Le risque écologique, porté politiquement, se heurte encore au risque économique à prendre pour le traiter, et qui constitue en général le premier critère de raisonnement des industriels. Thomas Reverdy nuance pourtant ce constat. « La recherche d’équilibre est en fait permanente, entre ceux qui font la réglementation et ceux qui produisent. » Le sociologue revient au précédent Macron sur le bâtiment. « Ce nouveau gouvernement, à la différence de l’ancien, met en valeur l’exigence de compétitivité économique beaucoup plus fortement que le souci environnemental. Les entreprises sont en interaction avec ce genre d’inflexions.
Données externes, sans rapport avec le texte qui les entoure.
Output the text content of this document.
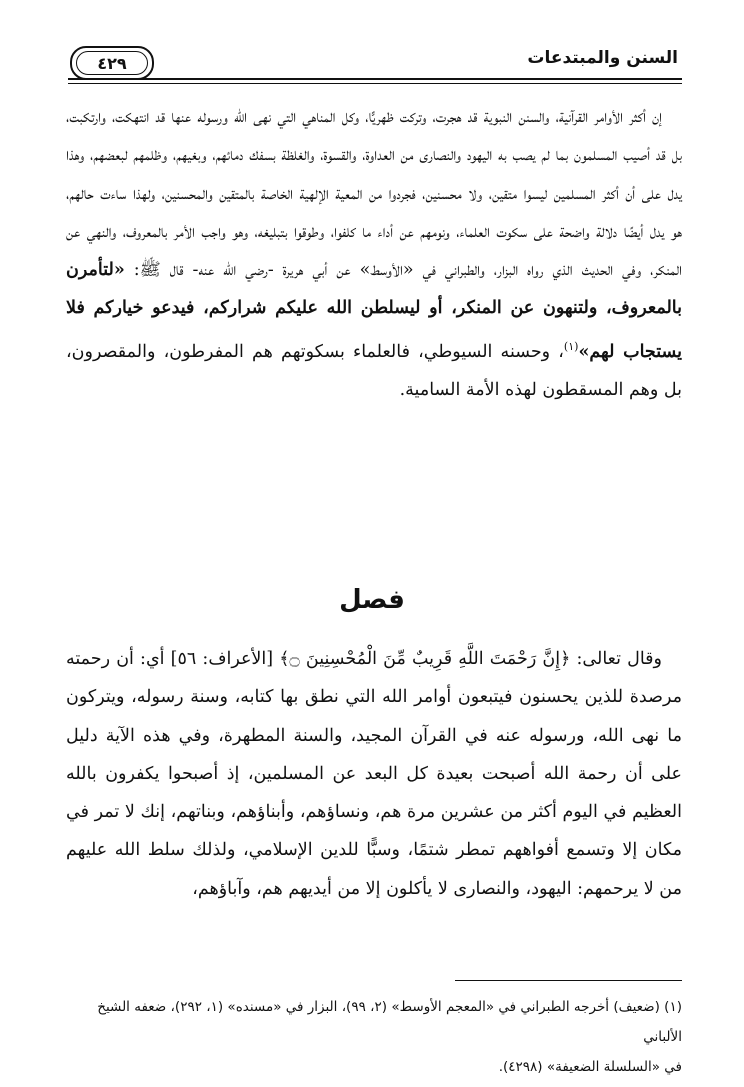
٤٢٩	السنن والمبتدعات
إن أكثر الأوامر القرآنية، والسنن النبوية قد هجرت، وتركت ظهريًّا، وكل المناهي التي نهى الله ورسوله عنها قد انتهكت، وارتكبت، بل قد أصيب المسلمون بما لم يصب به اليهود والنصارى من العداوة، والقسوة، والغلظة بسفك دمائهم، وبغيهم، وظلمهم لبعضهم، وهذا يدل على أن أكثر المسلمين ليسوا متقين، ولا محسنين، فجردوا من المعية الإلهية الخاصة بالمتقين والمحسنين، ولهذا ساءت حالهم، هو يدل أيضًا دلالة واضحة على سكوت العلماء، ونومهم عن أداء ما كلفوا، وطوقوا بتبليغه، وهو واجب الأمر بالمعروف، والنهي عن المنكر، وفي الحديث الذي رواه البزار، والطبراني في «الأوسط» عن أبي هريرة -رضي الله عنه- قال ﷺ: «لتأمرن بالمعروف، ولتنهون عن المنكر، أو ليسلطن الله عليكم شراركم، فيدعو خياركم فلا يستجاب لهم»$^{(١)}$، وحسنه السيوطي، فالعلماء بسكوتهم هم المفرطون، والمقصرون، بل وهم المسقطون لهذه الأمة السامية.
فصل
وقال تعالى: ﴿إِنَّ رَحْمَتَ اللَّهِ قَرِيبٌ مِّنَ الْمُحْسِنِينَ ۝﴾ [الأعراف: ٥٦] أي: أن رحمته مرصدة للذين يحسنون فيتبعون أوامر الله التي نطق بها كتابه، وسنة رسوله، ويتركون ما نهى الله، ورسوله عنه في القرآن المجيد، والسنة المطهرة، وفي هذه الآية دليل على أن رحمة الله أصبحت بعيدة كل البعد عن المسلمين، إذ أصبحوا يكفرون بالله العظيم في اليوم أكثر من عشرين مرة هم، ونساؤهم، وأبناؤهم، وبناتهم، إنك لا تمر في مكان إلا وتسمع أفواههم تمطر شتمًا، وسبًّا للدين الإسلامي، ولذلك سلط الله عليهم من لا يرحمهم: اليهود، والنصارى لا يأكلون إلا من أيديهم هم، وآباؤهم،
(١) (ضعيف) أخرجه الطبراني في «المعجم الأوسط» (٢، ٩٩)، البزار في «مسنده» (١، ٢٩٢)، ضعفه الشيخ الألباني
في «السلسلة الضعيفة» (٤٢٩٨).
Or, dans le cas du bâtiment, les constructeurs n’ont pas forcément intérêt – au plan juridique mais aussi économique – à une réduction des normes. »

 

Acteurs et régulateurs

Dans cette interaction compliquée entre règle et incitation, la meilleure option consisterait-elle à étendre le modèle de certification volontaire tout en relevant le niveau de précision des normes et avec lui, le fameux concept de « performance écologique » ? Thomas Reverdy n’y croit guère. Le sociologue estime même que le paradigme ISO 14001 ou EMAS a vécu. « Ces normes ne constituent plus un signal. Beaucoup d’industriels n’y ont pas cru et la médiatisation de ces dispositifs est restée faible. Certains industriels ont cru bien faire en adoptant 14001, avant que ne vienne la vague des agences de rating autour de la responsabilité sociale et environnementale des entreprises. D’une période à l’autre, nous sommes restés dans un marché de niche. »

Le spécialiste croit davantage en un avenir partenarial, où les acteurs seraient associés à l’élaboration des futures règles. « La période récente a été riche en participation des entreprises et d’autres acteurs du développement à des feuilles de route contre le réchauffement climatique ou en faveur des énergies renouvelables », souligne-t-il, mettant en avant des passerelles établies entre des industriels et de nouveaux experts aux ambitions prospectives, tels que négaWatt ou Solagro. Il n’en préconise pas moins une refonte des normes au niveau européen. « L’exposition de l’Europe à la concurrence internationale présente un risque important et l’industrie européenne ne la tiendra pas sans que soient consolidées des normes communes. Il faut conjuguer le niveau local d’innovation et le niveau européen d’harmonisation et de protection. L’avenir se joue dans cette articulation. » A condition que les Etats renoncent aussi à leurs appétits dérogatoires.